Les libéraux du FPD se félicitaient quant à eux de retrouver enfin un résultat à deux chiffres (11 %). Dès dimanche soir, son leader, Christian Lindner, s’est présenté en faiseur de rois. En 2017, Lindner avait refusé de participer au gouvernement d’Angela Merkel. Dimanche, il ne semblait écarter aucun scénario et a dit vouloir d’abord parler aux verts. Ces deux partis, qui représentent tous deux un électorat issu des quartiers favorisés des grandes villes, pourraient ainsi poser leurs conditions à l’un des deux grands partis.

Avec 11 % des voix, le parti d’extrême droite AfD, qui avait fait une entrée en force au Parlement en 2017 après la crise des migrants, perd quelques points, mais il s’incruste dans le paysage politique. Au contraire, avec 5 % des voix, l’extrême gauche de Die Linke s’effondre littéralement. Dimanche, le parti n’était pas certain d’être représenté au Parlement. À droite, les craintes qu’il participe à une coalition avec le SPD se sont donc aussitôt évaporées.

Une coalition à trois

Avec un vote aussi fractionné, la formation d’un gouvernement de coalition sera plus compliquée que jamais. En 2017, il avait fallu presque six mois pour y parvenir. Après plusieurs tentatives, Angela Merkel avait dû se résoudre à s’allier au SPD et former ce qu’on appelle en Allemagne une « Grosse Koalition ». Cette année, Olaf Scholz a affirmé que le SPD refuserait toute alliance avec la CDU-CSU. Dimanche soir, Armin Laschet a lui aussi déclaré que ce n’était « pas la chose à faire ».
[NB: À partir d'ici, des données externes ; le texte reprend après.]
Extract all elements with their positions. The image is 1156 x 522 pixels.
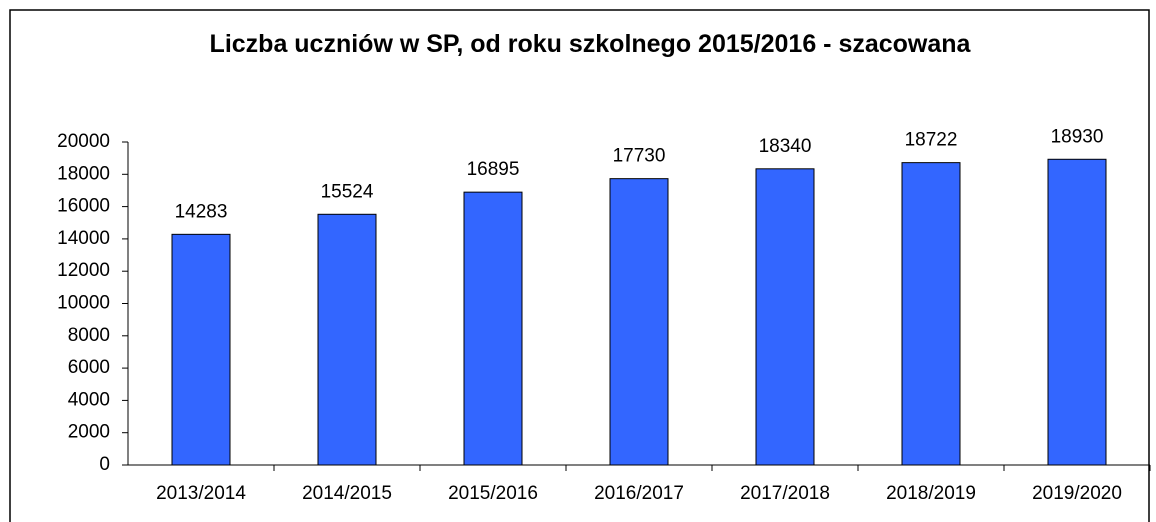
y-tick-label: 0 xyxy=(99,454,110,475)
x-tick-label: 2014/2015 xyxy=(302,483,392,504)
data-label: 16895 xyxy=(467,159,520,180)
y-tick-label: 6000 xyxy=(68,357,110,378)
data-label: 18722 xyxy=(905,130,958,151)
y-tick-label: 2000 xyxy=(68,422,110,443)
y-tick-label: 4000 xyxy=(68,389,110,410)
x-tick-label: 2015/2016 xyxy=(448,483,538,504)
data-label: 18930 xyxy=(1051,126,1104,147)
bar xyxy=(463,191,523,466)
chart-frame xyxy=(9,9,1150,522)
y-tick-label: 14000 xyxy=(57,228,110,249)
y-tick-label: 8000 xyxy=(68,325,110,346)
y-tick-label: 10000 xyxy=(57,293,110,314)
y-tick-label: 16000 xyxy=(57,196,110,217)
x-tick-label: 2018/2019 xyxy=(886,483,976,504)
chart-title: Liczba uczniów w SP, od roku szkolnego 2… xyxy=(209,30,971,58)
bar xyxy=(171,233,231,466)
bar xyxy=(1047,158,1107,466)
x-tick-label: 2013/2014 xyxy=(156,483,246,504)
y-tick-label: 12000 xyxy=(57,260,110,281)
data-label: 15524 xyxy=(321,181,374,202)
bar xyxy=(755,168,815,466)
bar xyxy=(901,162,961,466)
data-label: 18340 xyxy=(759,136,812,157)
y-tick-label: 20000 xyxy=(57,131,110,152)
x-tick-label: 2019/2020 xyxy=(1032,483,1122,504)
x-tick-label: 2016/2017 xyxy=(594,483,684,504)
x-tick-label: 2017/2018 xyxy=(740,483,830,504)
bar xyxy=(609,178,669,466)
bar xyxy=(317,213,377,466)
data-label: 14283 xyxy=(175,201,228,222)
y-tick-label: 18000 xyxy=(57,163,110,184)
data-label: 17730 xyxy=(613,146,666,167)
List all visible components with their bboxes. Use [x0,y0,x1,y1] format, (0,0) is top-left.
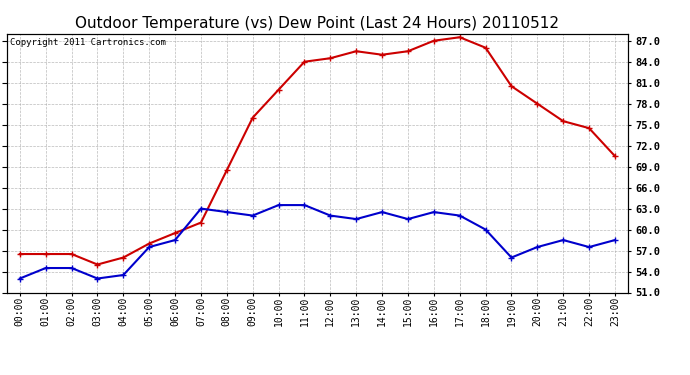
Text: Copyright 2011 Cartronics.com: Copyright 2011 Cartronics.com [10,38,166,46]
Title: Outdoor Temperature (vs) Dew Point (Last 24 Hours) 20110512: Outdoor Temperature (vs) Dew Point (Last… [75,16,560,31]
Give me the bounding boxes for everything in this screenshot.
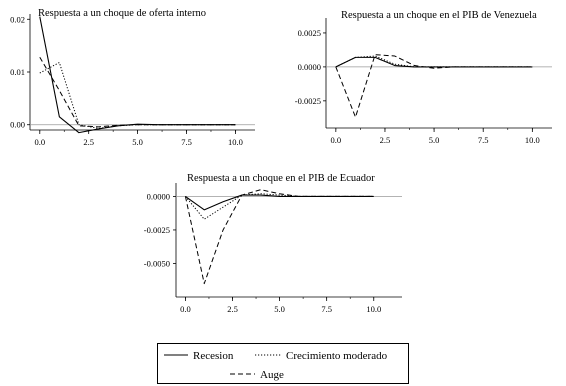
legend-box	[157, 343, 409, 384]
legend-label: Crecimiento moderado	[286, 350, 388, 362]
chart-title: Respuesta a un choque de oferta interno	[38, 8, 206, 19]
x-tick-label: 7.5	[478, 135, 489, 145]
series-line-auge	[39, 56, 236, 128]
x-tick-label: 2.5	[227, 304, 238, 314]
y-tick-label: 0.0000	[147, 191, 170, 201]
y-tick-label: 0.02	[10, 14, 25, 24]
y-tick-label: -0.0025	[144, 225, 170, 235]
y-tick-label: -0.0025	[295, 96, 321, 106]
x-tick-label: 10.0	[525, 135, 540, 145]
y-tick-label: -0.0050	[144, 258, 170, 268]
y-tick-label: 0.01	[10, 67, 25, 77]
chart-panel-3: Respuesta a un choque en el PIB de Ecuad…	[144, 173, 402, 314]
y-tick-label: 0.0025	[298, 28, 321, 38]
x-tick-label: 7.5	[321, 304, 332, 314]
x-tick-label: 0.0	[331, 135, 342, 145]
y-tick-label: 0.0000	[298, 62, 321, 72]
series-line-crecimiento-moderado	[185, 193, 374, 220]
chart-title: Respuesta a un choque en el PIB de Venez…	[341, 10, 537, 21]
chart-panel-2: Respuesta a un choque en el PIB de Venez…	[295, 10, 552, 145]
x-tick-label: 2.5	[380, 135, 391, 145]
x-tick-label: 7.5	[181, 137, 192, 147]
series-line-crecimiento-moderado	[39, 62, 236, 129]
x-tick-label: 10.0	[366, 304, 381, 314]
chart-panel-1: Respuesta a un choque de oferta interno 0…	[10, 8, 255, 147]
x-tick-label: 5.0	[274, 304, 285, 314]
x-tick-label: 10.0	[228, 137, 243, 147]
legend-label: Auge	[260, 369, 284, 381]
series-line-crecimiento-moderado	[335, 55, 533, 68]
series-line-recesion	[39, 16, 236, 134]
x-tick-label: 0.0	[180, 304, 191, 314]
series-line-recesion	[335, 56, 533, 68]
x-tick-label: 0.0	[34, 137, 45, 147]
x-tick-label: 5.0	[429, 135, 440, 145]
series-line-auge	[184, 189, 374, 285]
legend-label: Recesion	[193, 350, 234, 362]
series-line-auge	[335, 54, 533, 118]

La seule possibilité sera donc une coalition à trois partis. Rien dans la Constitution allemande n’empêche un parti arrivé en seconde position de tenter sa chance. Il n’est donc pas exclu que le SPD et la CDU-CSU se lancent dans des négociations chacun de leur côté. La plupart des observateurs estiment que l’Allemagne n’aura pas de gouvernement avant Noël, même si les candidats se sont engagés dimanche à agir vite.

Alors que le vote par correspondance a atteint un sommet, en cette splendide journée d’automne à Berlin, les files d’attente devant les bureaux de scrutin n’étaient pas rares. Certains bureaux de vote, comme celui de l’école Ustinov à Charlottenburg, ont même manqué de bulletins. Dans certains quartiers, on est allé en chercher à vélo. Il faut dire qu’à Berlin se déroulaient en même temps un référendum et l’élection de l’assemblée de district.

Le dernier Bundestag comptait 709 députés. Personne ne savait exactement dimanche combien en compterait le prochain puisque aux 598 élus représentant des circonscriptions s’ajoute un nombre variable de députés élus au scrutin de liste afin d’équilibrer le vote proportionnel obtenu par chaque parti.